Abstracted Trajectory Visualization for Explainability in Reinforcement Learning
Yoshiki Takagi, Roderick Tabalba, Nurit Kirshenbaum, Jason Leigh
TL;DR
The paper tackles the challenge of explaining RL agents to non-RL experts by introducing abstracted trajectory visualization. It combines a $β$-VAE–based trajectory extraction that yields latent representations $z$ and a spatio-temporal clustering step using ST-DBSCAN to identify major states, which are then decoded to form abstracted trajectories. An interactive interface with a map view and a slider view is proposed to reveal temporal dynamics; a preliminary online study indicates that abstracted trajectories support non-RL experts in inferring agent behavior as effectively as complete trajectories, with a user preference for the slider-based navigation.

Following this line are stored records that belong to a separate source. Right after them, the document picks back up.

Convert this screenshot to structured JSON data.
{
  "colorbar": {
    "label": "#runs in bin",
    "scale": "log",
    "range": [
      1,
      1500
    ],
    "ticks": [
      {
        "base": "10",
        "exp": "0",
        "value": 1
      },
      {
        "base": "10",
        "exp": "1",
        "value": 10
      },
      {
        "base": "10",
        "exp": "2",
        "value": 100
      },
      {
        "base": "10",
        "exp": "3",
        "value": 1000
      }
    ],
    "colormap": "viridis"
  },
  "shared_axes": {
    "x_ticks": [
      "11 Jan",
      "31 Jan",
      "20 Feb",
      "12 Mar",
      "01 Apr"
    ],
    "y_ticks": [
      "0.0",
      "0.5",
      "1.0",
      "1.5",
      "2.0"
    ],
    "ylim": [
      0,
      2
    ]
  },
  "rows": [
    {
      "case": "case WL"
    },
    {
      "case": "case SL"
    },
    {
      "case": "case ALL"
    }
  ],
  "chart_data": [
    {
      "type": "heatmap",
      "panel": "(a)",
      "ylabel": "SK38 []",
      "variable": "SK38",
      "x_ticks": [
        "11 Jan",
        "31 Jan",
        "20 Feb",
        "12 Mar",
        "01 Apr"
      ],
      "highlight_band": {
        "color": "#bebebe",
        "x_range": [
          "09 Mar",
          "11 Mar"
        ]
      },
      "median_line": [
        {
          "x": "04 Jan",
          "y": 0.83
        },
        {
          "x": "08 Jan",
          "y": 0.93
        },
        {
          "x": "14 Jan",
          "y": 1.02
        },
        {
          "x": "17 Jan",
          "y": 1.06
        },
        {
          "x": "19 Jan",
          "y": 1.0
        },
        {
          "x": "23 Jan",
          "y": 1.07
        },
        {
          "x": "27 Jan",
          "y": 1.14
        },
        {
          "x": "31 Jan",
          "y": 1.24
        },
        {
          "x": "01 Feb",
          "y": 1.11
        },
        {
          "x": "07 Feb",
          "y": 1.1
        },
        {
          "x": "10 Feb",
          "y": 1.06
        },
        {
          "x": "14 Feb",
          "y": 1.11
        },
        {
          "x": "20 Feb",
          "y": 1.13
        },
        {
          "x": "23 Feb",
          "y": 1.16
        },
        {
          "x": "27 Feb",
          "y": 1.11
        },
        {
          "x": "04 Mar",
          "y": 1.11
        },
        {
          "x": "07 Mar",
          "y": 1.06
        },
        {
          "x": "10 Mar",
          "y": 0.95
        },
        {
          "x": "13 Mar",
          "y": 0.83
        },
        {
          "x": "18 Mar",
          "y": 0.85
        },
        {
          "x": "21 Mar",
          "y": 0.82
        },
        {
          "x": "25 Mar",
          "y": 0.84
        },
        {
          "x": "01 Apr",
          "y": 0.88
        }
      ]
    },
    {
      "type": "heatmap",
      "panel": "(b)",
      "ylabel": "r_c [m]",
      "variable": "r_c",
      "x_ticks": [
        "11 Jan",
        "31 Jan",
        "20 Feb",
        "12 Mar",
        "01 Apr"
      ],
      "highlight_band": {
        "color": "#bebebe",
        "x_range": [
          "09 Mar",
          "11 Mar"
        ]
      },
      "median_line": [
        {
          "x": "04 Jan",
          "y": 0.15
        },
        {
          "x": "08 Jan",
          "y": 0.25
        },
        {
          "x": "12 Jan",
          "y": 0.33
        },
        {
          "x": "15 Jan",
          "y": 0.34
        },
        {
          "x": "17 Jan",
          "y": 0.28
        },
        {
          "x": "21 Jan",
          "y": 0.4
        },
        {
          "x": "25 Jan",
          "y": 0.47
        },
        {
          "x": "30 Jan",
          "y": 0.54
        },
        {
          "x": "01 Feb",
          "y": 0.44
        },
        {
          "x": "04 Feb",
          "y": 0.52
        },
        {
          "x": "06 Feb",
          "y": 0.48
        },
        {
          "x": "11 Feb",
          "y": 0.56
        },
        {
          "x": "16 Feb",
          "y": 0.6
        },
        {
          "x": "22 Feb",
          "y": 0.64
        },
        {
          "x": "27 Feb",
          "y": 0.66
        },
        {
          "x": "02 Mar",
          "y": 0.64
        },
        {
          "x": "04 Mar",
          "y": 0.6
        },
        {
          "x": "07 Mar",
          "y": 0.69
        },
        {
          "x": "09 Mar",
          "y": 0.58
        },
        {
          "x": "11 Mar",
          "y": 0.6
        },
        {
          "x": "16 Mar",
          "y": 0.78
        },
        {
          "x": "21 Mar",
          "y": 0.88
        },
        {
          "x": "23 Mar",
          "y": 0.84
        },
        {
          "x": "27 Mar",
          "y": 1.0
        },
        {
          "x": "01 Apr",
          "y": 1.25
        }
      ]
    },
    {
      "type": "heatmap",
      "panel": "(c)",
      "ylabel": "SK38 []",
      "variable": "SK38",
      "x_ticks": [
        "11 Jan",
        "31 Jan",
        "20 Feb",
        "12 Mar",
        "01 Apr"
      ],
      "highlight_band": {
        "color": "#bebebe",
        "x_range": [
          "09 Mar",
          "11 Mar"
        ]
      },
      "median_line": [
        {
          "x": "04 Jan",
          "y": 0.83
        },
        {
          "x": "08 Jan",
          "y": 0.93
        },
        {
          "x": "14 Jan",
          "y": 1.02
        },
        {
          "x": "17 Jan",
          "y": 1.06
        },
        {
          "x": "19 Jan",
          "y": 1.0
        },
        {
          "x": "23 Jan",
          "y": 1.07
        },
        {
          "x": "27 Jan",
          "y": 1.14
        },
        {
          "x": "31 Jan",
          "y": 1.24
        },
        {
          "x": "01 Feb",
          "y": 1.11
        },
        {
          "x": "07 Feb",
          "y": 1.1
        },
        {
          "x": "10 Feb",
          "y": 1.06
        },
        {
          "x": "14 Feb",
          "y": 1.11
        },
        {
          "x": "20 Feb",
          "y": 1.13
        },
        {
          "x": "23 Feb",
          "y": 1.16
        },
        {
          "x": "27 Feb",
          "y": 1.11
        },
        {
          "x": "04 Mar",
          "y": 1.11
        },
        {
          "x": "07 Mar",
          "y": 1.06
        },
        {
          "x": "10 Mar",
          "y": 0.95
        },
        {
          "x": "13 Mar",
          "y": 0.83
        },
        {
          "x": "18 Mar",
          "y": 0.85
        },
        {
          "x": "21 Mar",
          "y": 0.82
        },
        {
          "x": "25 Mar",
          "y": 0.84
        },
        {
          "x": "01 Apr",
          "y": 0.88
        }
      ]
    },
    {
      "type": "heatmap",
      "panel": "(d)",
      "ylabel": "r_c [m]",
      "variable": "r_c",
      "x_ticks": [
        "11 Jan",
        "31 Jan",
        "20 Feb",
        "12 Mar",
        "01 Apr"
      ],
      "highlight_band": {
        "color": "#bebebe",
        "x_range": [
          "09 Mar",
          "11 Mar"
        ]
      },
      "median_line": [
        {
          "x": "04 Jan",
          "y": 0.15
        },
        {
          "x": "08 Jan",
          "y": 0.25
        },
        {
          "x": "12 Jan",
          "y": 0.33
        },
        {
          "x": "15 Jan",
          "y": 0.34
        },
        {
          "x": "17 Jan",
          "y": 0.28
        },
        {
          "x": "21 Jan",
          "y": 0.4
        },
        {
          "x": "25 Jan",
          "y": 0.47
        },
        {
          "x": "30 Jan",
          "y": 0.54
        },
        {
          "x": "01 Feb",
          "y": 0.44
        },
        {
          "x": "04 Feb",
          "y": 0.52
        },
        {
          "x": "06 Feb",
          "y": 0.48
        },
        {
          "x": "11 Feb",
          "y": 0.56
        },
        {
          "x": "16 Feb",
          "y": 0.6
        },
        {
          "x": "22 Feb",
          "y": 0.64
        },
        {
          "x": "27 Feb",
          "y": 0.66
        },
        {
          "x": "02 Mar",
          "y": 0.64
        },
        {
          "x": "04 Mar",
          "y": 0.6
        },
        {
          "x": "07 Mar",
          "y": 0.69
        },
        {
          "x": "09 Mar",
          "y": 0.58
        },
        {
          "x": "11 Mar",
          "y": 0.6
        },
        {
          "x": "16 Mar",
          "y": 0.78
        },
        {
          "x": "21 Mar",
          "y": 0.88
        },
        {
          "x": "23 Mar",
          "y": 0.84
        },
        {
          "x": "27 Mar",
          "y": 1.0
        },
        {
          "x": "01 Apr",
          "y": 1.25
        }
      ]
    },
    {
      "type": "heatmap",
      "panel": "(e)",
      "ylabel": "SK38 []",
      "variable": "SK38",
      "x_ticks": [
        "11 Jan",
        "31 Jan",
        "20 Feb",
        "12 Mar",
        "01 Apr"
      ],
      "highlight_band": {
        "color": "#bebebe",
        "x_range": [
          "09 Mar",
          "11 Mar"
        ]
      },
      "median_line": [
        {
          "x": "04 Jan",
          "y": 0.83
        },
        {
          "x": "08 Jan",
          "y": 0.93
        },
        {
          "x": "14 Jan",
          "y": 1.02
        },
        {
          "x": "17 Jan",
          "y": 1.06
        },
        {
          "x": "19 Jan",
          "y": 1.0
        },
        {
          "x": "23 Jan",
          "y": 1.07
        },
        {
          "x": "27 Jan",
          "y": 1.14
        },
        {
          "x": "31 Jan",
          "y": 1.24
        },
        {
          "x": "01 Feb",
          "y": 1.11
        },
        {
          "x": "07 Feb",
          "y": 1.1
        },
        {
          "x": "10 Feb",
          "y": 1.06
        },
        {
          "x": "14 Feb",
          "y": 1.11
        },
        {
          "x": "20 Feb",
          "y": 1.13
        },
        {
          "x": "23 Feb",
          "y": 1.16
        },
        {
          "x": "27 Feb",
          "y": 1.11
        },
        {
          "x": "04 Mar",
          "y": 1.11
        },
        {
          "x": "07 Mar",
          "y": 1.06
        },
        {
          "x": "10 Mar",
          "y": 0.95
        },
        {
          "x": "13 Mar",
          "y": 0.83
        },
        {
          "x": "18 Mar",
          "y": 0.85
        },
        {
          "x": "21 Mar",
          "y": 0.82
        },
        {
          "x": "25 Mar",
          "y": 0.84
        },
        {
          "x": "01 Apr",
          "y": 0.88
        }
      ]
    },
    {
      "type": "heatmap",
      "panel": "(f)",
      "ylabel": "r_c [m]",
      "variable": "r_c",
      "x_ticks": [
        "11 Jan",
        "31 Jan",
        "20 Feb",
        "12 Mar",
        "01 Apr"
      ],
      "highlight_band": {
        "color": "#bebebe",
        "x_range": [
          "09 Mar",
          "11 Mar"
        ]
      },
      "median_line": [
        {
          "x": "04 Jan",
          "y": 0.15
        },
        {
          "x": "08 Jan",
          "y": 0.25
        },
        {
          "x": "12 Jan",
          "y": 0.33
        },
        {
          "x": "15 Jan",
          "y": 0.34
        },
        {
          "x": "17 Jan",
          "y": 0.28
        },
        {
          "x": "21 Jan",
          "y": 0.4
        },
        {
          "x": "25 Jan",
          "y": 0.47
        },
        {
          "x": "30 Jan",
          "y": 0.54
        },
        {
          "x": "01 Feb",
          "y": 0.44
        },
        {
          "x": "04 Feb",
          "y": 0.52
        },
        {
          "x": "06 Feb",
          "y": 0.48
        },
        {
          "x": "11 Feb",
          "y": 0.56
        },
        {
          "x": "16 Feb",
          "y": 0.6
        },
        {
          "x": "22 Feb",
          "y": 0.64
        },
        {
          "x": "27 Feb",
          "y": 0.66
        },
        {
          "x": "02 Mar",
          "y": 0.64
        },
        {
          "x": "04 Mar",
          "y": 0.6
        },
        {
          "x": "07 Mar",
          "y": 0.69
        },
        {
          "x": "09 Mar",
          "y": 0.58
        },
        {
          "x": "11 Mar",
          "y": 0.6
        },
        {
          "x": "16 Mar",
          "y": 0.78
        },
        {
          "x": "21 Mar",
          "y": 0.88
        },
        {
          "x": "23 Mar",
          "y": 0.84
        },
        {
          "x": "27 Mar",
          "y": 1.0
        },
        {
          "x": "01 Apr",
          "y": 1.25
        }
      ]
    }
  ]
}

These findings suggest the approach can broaden participation in RL design discussions by providing concise, interpretable explanations, though usability of the map component and alignment of abstractions with human intuition require further refinement.
Abstract
Explainable AI (XAI) has demonstrated the potential to help reinforcement learning (RL) practitioners to understand how RL models work. However, XAI for users who do not have RL expertise (non-RL experts), has not been studied sufficiently. This results in a difficulty for the non-RL experts to participate in the fundamental discussion of how RL models should be designed for an incoming society where humans and AI coexist. Solving such a problem would enable RL experts to communicate with the non-RL experts in producing machine learning solutions that better fit our society. We argue that abstracted trajectories, that depicts transitions between the major states of the RL model, will be useful for non-RL experts to build a mental model of the agents. Our early results suggest that by leveraging a visualization of the abstracted trajectories, users without RL expertise are able to infer the behavior patterns of RL.